Une jurisprudence ancienne, une médiatisation récente

Le principe de la faute inexcusable a été posé de façon succincte par l’article L 452-1 du Code de sécurité sociale. Son contenu a été défini il y a près de dix ans, par toute une série d’arrêts aussi bien en matière de maladie professionnelle (Soc. du 28 février 2002 – 29 arrêts) que d’accidents du travail (Soc. du 11 avril 2002).
L’arrêt de l’Assemblée Plénière de la Cour de Cassation du 24 juin 2005 la définit : « l’employeur est tenu envers (son salarié) d’une obligation de sécurité de résultat… et le manquement à cette obligation a le caractère d’une faute inexcusable… lorsque l’employeur aurait dû avoir conscience du danger auquel était exposé le salarié, et qu’il n’a pas pris les mesures nécessaires pour l’en préserver.»
Des affaires récentes, médiatisées (comme pour Renault), incorporent dans le domaine de la faute inexcusable les risques dits psychosociaux (stress, harcèlement moral / sexuel ou suicide en relation avec le travail.
Selon ses conclusions, Maître Stéphane Choisez souligne qu’en présence d’une atteinte, physique ou morale, subie par le salarié, le manquement à la protection due au salarié engage l’employeur. L’importance de la prévention d’une situation de risque est posée.

Les droits de la victime : inégaux selon les juridictions

Ces droits ne sont pas à négliger car la reconnaissance pénale de la responsabilité influe sur l’indemnisation, selon ce qu’en indique Maître Xavier Autain.
L’accord cadre du 8 octobre 2004, estime que : « il faut prévenir, éliminer ou réduire les problèmes de stress au travail. »
Cette approche commence à s’apparenter au « duty of care » anglo-saxon.

Le traumatisme du pénal

Au-delà du risque objectif de sanction, qui reste pour un primo délinquant, réel mais mesuré, c’est le principe même de l’implication dans une procédure pénale qu’il faut appréhender.
La mise en cause pénale est vécue en soit comme infamante, a fortiori dans un monde comme celui de l’entreprise qui lui est a priori étranger, ce d’autant plus que la vie économique et ses contingences sont parfois méconnues de magistrat qui n’ont le plus souvent jamais exercé d’activité salariées ou managériales.
Pour un employeur, aller se présenter devant une juridiction pénale constitue un vécu traumatisant.

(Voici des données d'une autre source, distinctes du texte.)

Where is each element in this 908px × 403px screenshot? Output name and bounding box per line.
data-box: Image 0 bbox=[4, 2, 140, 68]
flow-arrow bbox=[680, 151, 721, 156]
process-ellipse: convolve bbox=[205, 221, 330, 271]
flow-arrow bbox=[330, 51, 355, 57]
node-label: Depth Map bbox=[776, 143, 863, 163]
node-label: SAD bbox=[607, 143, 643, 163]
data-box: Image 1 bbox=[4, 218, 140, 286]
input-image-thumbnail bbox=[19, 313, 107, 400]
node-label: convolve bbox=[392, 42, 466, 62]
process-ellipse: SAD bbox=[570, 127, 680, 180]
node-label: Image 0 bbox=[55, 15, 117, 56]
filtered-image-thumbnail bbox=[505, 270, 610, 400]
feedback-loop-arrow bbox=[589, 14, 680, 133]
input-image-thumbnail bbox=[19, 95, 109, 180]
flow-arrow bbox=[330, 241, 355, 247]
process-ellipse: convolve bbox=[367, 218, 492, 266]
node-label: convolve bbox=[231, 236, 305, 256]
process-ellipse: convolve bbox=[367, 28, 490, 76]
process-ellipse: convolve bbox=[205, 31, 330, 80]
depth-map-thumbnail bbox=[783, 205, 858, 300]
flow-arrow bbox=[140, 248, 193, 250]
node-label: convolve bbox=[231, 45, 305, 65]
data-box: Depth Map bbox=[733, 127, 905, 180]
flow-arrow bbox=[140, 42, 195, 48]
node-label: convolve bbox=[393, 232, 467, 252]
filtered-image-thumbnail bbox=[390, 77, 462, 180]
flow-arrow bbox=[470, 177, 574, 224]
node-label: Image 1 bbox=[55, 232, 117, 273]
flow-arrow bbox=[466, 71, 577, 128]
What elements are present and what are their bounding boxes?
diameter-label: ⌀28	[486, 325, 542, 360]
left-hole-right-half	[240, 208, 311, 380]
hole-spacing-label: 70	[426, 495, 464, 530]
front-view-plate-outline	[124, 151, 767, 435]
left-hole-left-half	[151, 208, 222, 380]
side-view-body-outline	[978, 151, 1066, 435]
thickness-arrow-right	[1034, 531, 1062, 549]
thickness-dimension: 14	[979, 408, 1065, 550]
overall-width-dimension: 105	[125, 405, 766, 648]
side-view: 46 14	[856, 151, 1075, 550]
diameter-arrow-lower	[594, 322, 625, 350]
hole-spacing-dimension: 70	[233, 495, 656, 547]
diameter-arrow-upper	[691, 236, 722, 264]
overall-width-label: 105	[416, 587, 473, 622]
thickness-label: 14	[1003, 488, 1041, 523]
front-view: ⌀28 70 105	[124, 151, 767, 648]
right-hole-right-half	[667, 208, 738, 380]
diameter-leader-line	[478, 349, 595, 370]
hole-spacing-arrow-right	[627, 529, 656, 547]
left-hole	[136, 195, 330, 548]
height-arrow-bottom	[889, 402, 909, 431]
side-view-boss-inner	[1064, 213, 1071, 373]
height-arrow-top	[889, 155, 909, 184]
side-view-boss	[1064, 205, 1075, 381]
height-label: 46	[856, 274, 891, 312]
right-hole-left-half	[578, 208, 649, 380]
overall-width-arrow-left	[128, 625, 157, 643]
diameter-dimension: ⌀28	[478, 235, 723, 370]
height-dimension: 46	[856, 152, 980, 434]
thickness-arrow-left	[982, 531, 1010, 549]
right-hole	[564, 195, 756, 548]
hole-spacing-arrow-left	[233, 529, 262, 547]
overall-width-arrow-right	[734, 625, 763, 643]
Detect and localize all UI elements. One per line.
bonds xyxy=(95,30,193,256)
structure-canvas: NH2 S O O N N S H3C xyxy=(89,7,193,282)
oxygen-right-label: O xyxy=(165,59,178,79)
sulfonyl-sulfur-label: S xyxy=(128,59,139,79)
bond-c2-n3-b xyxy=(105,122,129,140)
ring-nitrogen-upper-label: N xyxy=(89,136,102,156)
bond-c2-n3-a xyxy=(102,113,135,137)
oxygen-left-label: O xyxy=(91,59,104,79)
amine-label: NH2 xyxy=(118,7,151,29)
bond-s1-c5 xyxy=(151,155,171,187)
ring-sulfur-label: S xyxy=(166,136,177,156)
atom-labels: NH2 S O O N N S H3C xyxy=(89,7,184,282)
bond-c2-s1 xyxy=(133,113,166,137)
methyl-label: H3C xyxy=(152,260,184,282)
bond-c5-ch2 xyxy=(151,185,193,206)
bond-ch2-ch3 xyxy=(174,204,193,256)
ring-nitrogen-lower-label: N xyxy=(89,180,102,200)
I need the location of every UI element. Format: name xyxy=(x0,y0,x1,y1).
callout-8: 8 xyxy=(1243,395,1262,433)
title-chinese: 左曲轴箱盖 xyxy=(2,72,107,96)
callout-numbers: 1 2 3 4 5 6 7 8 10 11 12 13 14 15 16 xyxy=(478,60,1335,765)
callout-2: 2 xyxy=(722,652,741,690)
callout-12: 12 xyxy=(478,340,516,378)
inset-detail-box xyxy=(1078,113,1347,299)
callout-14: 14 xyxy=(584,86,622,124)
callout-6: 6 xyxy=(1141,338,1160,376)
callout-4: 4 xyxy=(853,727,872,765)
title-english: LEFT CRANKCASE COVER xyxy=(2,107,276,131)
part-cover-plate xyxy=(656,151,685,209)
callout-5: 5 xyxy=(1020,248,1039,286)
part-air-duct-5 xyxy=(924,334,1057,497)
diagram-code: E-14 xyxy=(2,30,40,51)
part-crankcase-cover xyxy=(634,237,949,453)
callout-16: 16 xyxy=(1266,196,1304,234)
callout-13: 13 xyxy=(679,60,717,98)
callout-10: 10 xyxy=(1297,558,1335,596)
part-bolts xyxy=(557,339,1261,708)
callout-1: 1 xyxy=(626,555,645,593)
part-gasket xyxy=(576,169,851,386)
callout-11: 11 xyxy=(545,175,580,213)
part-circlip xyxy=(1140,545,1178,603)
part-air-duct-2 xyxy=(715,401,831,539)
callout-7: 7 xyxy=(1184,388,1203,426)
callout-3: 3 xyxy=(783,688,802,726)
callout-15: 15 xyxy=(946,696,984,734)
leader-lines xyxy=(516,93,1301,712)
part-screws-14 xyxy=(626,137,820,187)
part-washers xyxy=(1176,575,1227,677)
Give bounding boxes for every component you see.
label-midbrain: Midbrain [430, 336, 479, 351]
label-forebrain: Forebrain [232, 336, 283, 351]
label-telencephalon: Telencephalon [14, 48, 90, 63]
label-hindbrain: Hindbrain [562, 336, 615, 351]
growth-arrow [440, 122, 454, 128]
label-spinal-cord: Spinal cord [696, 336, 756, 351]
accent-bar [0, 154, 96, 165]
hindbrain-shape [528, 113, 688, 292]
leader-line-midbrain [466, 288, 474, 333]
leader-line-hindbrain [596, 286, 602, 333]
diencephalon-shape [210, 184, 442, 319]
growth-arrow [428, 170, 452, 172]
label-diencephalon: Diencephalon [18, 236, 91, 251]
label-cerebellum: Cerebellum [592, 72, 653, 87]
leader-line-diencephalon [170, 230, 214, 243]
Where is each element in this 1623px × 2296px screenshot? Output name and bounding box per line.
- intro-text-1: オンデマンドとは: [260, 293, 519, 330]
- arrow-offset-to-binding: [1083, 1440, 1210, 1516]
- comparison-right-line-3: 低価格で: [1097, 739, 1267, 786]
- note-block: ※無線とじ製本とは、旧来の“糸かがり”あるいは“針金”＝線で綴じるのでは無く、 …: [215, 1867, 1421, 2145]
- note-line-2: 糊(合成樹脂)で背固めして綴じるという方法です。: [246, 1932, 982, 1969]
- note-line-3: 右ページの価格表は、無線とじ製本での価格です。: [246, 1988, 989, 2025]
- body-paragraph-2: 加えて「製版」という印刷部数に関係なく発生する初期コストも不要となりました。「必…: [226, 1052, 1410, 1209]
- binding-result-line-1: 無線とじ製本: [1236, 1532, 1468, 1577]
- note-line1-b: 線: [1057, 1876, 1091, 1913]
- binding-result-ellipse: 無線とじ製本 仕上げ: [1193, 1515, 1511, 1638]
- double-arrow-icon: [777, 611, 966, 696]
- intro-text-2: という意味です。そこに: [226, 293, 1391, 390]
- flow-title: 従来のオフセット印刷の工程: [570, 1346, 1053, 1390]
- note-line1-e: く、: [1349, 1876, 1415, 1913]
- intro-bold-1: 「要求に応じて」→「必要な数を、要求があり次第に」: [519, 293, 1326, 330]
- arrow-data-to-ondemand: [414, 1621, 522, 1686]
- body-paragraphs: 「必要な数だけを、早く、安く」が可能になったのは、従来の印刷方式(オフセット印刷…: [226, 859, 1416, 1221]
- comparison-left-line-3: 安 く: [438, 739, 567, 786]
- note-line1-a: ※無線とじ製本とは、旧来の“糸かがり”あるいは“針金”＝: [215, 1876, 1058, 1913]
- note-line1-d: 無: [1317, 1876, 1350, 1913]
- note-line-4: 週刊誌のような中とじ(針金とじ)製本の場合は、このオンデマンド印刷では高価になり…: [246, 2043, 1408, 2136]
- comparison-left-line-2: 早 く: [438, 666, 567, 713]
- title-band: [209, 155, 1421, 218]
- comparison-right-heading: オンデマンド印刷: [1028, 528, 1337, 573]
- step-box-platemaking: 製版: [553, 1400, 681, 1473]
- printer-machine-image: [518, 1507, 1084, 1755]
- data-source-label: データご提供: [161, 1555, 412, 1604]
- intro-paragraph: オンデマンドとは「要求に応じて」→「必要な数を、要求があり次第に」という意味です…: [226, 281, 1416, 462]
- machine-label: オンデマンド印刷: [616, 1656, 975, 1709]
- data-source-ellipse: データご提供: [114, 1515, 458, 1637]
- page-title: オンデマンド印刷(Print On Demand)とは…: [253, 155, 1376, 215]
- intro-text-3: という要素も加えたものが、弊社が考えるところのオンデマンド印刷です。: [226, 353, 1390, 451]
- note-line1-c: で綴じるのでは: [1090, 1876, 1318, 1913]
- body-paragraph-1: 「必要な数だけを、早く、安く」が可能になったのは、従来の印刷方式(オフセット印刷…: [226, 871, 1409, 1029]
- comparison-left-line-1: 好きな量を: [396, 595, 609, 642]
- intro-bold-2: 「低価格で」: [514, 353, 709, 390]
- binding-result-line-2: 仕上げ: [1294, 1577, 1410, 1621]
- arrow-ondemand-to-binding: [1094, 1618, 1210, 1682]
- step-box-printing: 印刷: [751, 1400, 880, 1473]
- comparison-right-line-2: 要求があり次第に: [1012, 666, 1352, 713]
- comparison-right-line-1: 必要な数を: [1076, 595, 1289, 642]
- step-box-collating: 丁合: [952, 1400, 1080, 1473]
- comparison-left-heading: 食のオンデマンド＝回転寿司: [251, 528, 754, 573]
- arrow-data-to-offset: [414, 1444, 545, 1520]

Surtout que les poursuites pénales sont le plus souvent exercées conjointement aussi bien contre les personnes physiques que les personnes morales.
Enfin, il n’y a pas de transaction au pénal en matière de faute inexcusable.
Avocats, Risk manager et courtiers, tous ont reconnu l’existence d’un véritable travail d’instruction en cas de faute inexcusable.

Vigilance accrue des assureurs

Le risque encouru du fait des employeurs mobilise les compagnies d’assurance puisque les employeurs sont tenus à une obligation de résultat et de sécurité à l’égard de leurs salariés. A la souscription des garanties, courtiers et assureurs regardent donc attentivement si des instruments de prévention du risque, et notamment du risque psychosocial, ont été mis en place dans les entreprises.
Si la faute inexcusable peut-être comprise dans le champ des garanties, le choix de l’avocat pour l’entreprise n’est pas toujours libre, celui de l’assurance pouvant être fortement recommandé.
L’employeur doit retranscrire dans le document unique le résultat de l’évaluation des risques, pour la sécurité et la santé des travailleurs, comprenant naturellement les risques psychosociaux.

Une qualification indispensable

Si la faute inexcusable n’est pas reconnue dans la transaction, elle n’existe pas. Selon Sophie Rodier, le périmètre de la réparation inclut les cotisations complémentaires, les indemnités complémentaires versée à la victime selon l’article L 450 2-3 du Code de la Sécurité Sociale, ainsi que les indemnités complémentaires versées aux ayant-droits. Mais l’assurance ne va pas tout garantir : sont notamment exclues du champ des assurances des maladies professionnelles dues à l’amiante (arrêt de février et d’avril 2002), ou encore certains produits chimiques. Le terrorisme en est également exclu.